L'EDITORIALE
DI MARIO DE MAIO
Cari
amici,
tutti facciamo esperienza di quanto sia difficile il dialogo
e il confronto tra persone che si ascoltino sinceramente
con il desiderio di capire dove sta veramente l’altro e
qual è il bene che si può costruire insieme. Ogni giorno
attraversiamo relazioni, ‘reti’ e reticoli con il desiderio
e la curiosità di conoscere, ma anche con la preoccupazione
di non rimanere ‘irretiti’. Aspiriamo, in altre parole,
a riconoscerci in una appartenenza, sia essa un gruppo,
un’istituzione o una persona. Fermiamoci allora brevemente
su questo concetto di appartenenza. Una serie di appartenenze
le ereditiamo: il livello sociale, un certo tipo di cultura,
un sistema di pensiero, una modalità di vivere la religione,
uno stile di vita. Nel tempo i processi di crescita ci portano
a maturare l’abbandono di alcune di esse e a cercarne altre.
Se l’appartenenza che cerchiamo è la nicchia nella quale
sentirci protetti, cautelati, autenticati nella nostra identità
e credibilità, qualunque presenza estranea, diversa, divergente
diventerà una minaccia e una intrusione da cui difenderci.
L’appartenenza sarà una proiezione di noi stessi e non uno
spazio di incontro e confronto, con il rischio di rendere
assoluto un valore oppure un gruppo, un sistema di pensiero,
un’istituzione, che inevitabilmente ci deluderà e farà soffrire
noi e gli altri. Se l’appartenenza nasce dall’aver messo
insieme un proprio capitale emotivo, affettivo e magari
anche economico per costruire una realtà nuova, diversa,
ricca e arricchente, essa diventerà una forza e una opportunità.

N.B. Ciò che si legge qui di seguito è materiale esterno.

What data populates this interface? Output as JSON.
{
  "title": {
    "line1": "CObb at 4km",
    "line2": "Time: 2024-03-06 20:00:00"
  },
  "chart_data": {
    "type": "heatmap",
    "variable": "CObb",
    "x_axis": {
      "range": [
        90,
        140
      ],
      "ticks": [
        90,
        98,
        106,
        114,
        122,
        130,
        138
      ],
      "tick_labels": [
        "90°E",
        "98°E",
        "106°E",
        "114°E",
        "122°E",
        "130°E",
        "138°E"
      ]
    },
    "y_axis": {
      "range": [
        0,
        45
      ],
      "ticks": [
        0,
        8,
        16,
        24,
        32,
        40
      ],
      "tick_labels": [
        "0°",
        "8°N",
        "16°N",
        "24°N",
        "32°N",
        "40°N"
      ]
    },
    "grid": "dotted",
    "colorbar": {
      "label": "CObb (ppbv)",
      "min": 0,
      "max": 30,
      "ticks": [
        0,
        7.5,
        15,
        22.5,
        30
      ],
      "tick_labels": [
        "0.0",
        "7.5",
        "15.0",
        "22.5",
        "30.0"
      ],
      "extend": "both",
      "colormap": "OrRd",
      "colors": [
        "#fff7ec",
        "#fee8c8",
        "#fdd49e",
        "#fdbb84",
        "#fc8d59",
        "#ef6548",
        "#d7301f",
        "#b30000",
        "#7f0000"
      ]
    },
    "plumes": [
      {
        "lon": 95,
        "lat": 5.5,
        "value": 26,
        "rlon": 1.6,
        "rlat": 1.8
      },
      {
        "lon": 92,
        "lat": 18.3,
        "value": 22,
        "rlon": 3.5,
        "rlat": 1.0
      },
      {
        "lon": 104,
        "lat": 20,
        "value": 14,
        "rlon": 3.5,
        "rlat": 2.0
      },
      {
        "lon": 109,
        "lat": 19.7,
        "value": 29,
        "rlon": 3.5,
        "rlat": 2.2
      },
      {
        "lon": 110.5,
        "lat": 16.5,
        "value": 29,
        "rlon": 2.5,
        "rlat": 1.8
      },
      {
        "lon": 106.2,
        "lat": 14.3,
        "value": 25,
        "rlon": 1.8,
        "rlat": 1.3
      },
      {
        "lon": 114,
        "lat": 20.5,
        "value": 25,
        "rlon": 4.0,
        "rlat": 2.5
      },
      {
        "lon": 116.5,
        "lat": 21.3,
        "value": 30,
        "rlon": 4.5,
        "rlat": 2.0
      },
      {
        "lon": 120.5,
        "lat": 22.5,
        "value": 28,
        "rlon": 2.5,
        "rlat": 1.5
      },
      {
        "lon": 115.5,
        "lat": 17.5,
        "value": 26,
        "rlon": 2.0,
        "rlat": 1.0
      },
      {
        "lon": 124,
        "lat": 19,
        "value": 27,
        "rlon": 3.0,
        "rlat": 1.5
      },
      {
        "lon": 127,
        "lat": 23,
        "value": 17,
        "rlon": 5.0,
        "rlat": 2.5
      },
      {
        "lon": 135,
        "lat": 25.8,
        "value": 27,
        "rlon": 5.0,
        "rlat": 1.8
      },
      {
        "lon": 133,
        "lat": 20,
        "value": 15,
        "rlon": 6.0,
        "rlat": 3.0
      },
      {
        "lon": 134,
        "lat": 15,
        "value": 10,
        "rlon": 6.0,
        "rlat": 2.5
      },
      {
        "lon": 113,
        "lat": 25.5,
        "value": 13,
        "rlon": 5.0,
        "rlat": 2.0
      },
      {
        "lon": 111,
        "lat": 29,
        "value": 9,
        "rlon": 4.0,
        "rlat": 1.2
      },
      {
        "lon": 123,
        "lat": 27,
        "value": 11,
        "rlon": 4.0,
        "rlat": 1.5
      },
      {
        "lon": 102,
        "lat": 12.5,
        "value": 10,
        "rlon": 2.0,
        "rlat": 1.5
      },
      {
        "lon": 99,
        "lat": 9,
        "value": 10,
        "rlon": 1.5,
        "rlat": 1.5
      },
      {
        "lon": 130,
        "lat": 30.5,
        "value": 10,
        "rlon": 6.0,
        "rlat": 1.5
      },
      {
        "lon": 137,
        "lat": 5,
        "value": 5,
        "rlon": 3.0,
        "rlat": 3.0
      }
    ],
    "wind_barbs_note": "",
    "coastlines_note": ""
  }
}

I progetti, gli amici, le istituzioni a cui scegliamo di
appartenere saranno i luoghi dove sentiamo che la parte
più vitale di noi stessi, quella che chiamiamo desiderio,
può essere accolta, potenziata, realizzata. È così che si
può creare una rete di comunicazione, di affetti, di simpatie,
di sogni, di idealità che diventano la forza e il piacere
del vivere. Oggi all’interno della comunità dei credenti
sono molto numerosi i gruppi, i movimenti, le comunità.
Spesso ciascuno di essi appare orientato ad ottenere una
legittimazione dalle autorità più che impegnato nell’approfondire
la propria identità cristiana, che è sempre legittimata
dall’essere popolo di Dio e dal dialogare con lo Spirito
promesso da Gesù ad ogni uomo e ad ogni gruppo che si riunisce
in suo nome. La riflessione comune, la meditazione, la ricerca
sincera del bene dell’uomo possono essere la vera potenza
trasformatrice, se le potenzialità e le forze dei singoli
e dei gruppi che si fanno ‘rete’ saranno incanalate nel
far crescere il bene dell’uomo in tutte le sue manifestazioni.